前幾天謝敬彥中了媚-毒,起初也生澀,後面卻逐漸自然而熟稔。若非看見他鳳眸中由熾而冷的意外與崩塌感,魏妝險些都懷疑是否謝左相也重生回來了。那一瞬間他的一聲低喚,「阿妝」,簡直毫無二致。
魏妝沒法兒回想。
此生的謝三郎較之前世的謝敬彥,確然多有變化。
他似從高嶺跌入凡塵,人情味足了些,之後便平淡視之吧。
她岔開話題道:「既退婚就不提了。對了,課講那天瑩姐姐怎的了,看著卻像有心事。」
謝瑩就不吱聲了,想起來奚淮洛,她都不知反覆輾轉琢磨過幾次。
然而卻只能悶在心裡,無語對旁人表述。
謝府四個小姐,除卻謝蕊是喬氏所生的庶女,其余長姐謝芸雖為義女,卻雍容安泰,嫁得極好。
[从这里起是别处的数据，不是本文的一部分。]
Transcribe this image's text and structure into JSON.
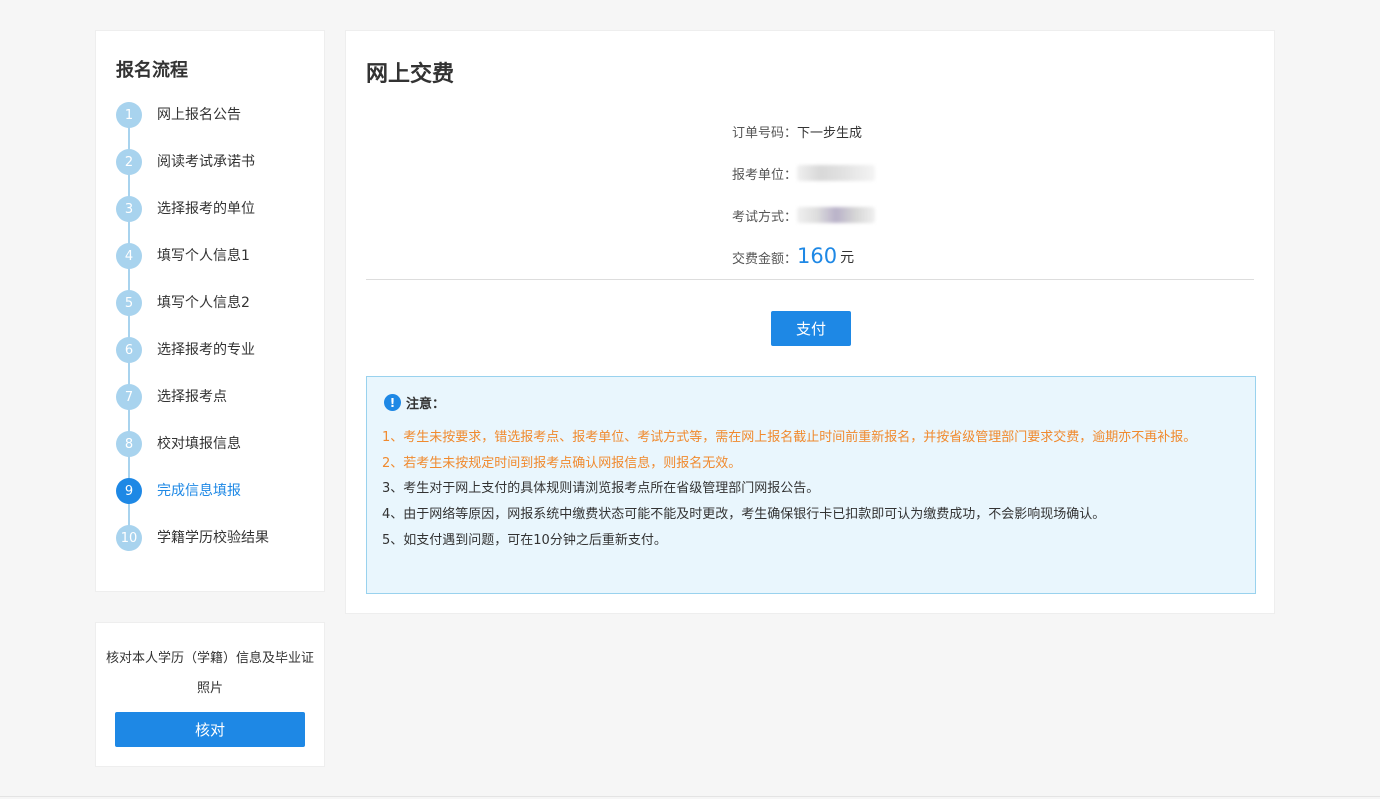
{
  "sidebar": {
    "title": "报名流程",
    "steps": [
      {
        "num": "1",
        "label": "网上报名公告"
      },
      {
        "num": "2",
        "label": "阅读考试承诺书"
      },
      {
        "num": "3",
        "label": "选择报考的单位"
      },
      {
        "num": "4",
        "label": "填写个人信息1"
      },
      {
        "num": "5",
        "label": "填写个人信息2"
      },
      {
        "num": "6",
        "label": "选择报考的专业"
      },
      {
        "num": "7",
        "label": "选择报考点"
      },
      {
        "num": "8",
        "label": "校对填报信息"
      },
      {
        "num": "9",
        "label": "完成信息填报"
      },
      {
        "num": "10",
        "label": "学籍学历校验结果"
      }
    ],
    "active_step": 9
  },
  "verify": {
    "text": "核对本人学历（学籍）信息及毕业证照片",
    "button": "核对"
  },
  "main": {
    "title": "网上交费",
    "order_label": "订单号码：",
    "order_value": "下一步生成",
    "unit_label": "报考单位：",
    "mode_label": "考试方式：",
    "amount_label": "交费金额：",
    "amount_value": "160",
    "amount_unit": "元",
    "pay_button": "支付",
    "notice_title": "注意：",
    "notice_items": [
      "1、考生未按要求，错选报考点、报考单位、考试方式等，需在网上报名截止时间前重新报名，并按省级管理部门要求交费，逾期亦不再补报。",
      "2、若考生未按规定时间到报考点确认网报信息，则报名无效。",
      "3、考生对于网上支付的具体规则请浏览报考点所在省级管理部门网报公告。",
      "4、由于网络等原因，网报系统中缴费状态可能不能及时更改，考生确保银行卡已扣款即可认为缴费成功，不会影响现场确认。",
      "5、如支付遇到问题，可在10分钟之后重新支付。"
    ]
  },
  "colors": {
    "accent": "#1e88e5",
    "step_inactive": "#a8d3ee",
    "warning_text": "#f08a2e",
    "notice_bg": "#e9f6fd"
  }
}
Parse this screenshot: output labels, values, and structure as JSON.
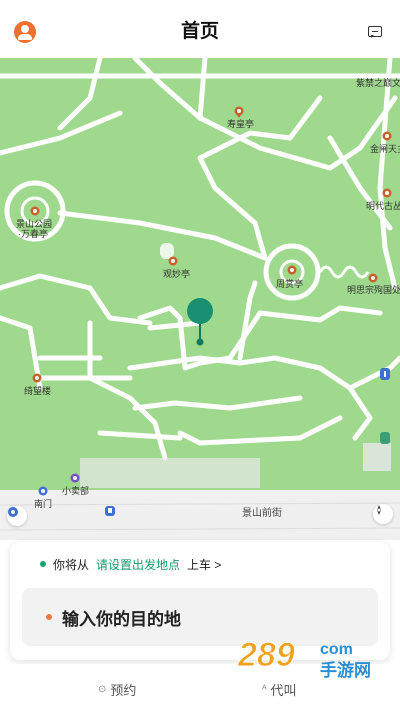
{
  "header": {
    "title": "首页"
  },
  "icons": {
    "avatar": "user-avatar-icon",
    "message": "message-icon",
    "locate": "locate-icon",
    "compass": "compass-icon"
  },
  "map": {
    "pois": [
      {
        "label": "紫禁之巅文创"
      },
      {
        "label": "寿皇亭"
      },
      {
        "label": "金闸天主"
      },
      {
        "label": "明代古丛"
      },
      {
        "label": "景山公园"
      },
      {
        "label": "·万春亭"
      },
      {
        "label": "观妙亭"
      },
      {
        "label": "周赏亭"
      },
      {
        "label": "明思宗殉国处"
      },
      {
        "label": "绮望楼"
      },
      {
        "label": "小卖部"
      },
      {
        "label": "南门"
      }
    ],
    "street": "景山前街"
  },
  "trip": {
    "from_prefix": "你将从",
    "from_link": "请设置出发地点",
    "from_suffix": "上车 >",
    "destination_placeholder": "输入你的目的地"
  },
  "bottom_nav": {
    "reserve": "预约",
    "call_for_others": "代叫"
  },
  "watermark": {
    "number": "289",
    "suffix": "com",
    "site": "手游网"
  },
  "colors": {
    "accent_green": "#17a36c",
    "map_green": "#9fd98d",
    "orange": "#f07a3a"
  }
}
二姐謝芙是母親湯氏所生,嫁給一品驃騎大將軍府,就更不用說了。
謝瑩沒有大姐二姐活絡,在家中的存在感本就不如她們,自從定了奚府的親,才感覺分量足了些。
而且奚四公子生得雅俊修偉,風姿倜儻,各方面也都讓她滿意。
然而經筵日講那天撞到的一幕,謝瑩怎的也無法忽略得去。但這件事要叫她怎麼說出口呢,一旦出口,連著自己在母親與祖母跟前都埋低了。
但不說的話,謝瑩無法接受奚淮洛在成親前,就和別的女子嚼嘴兒。還是和林梓瑤那個惡毒的傢伙。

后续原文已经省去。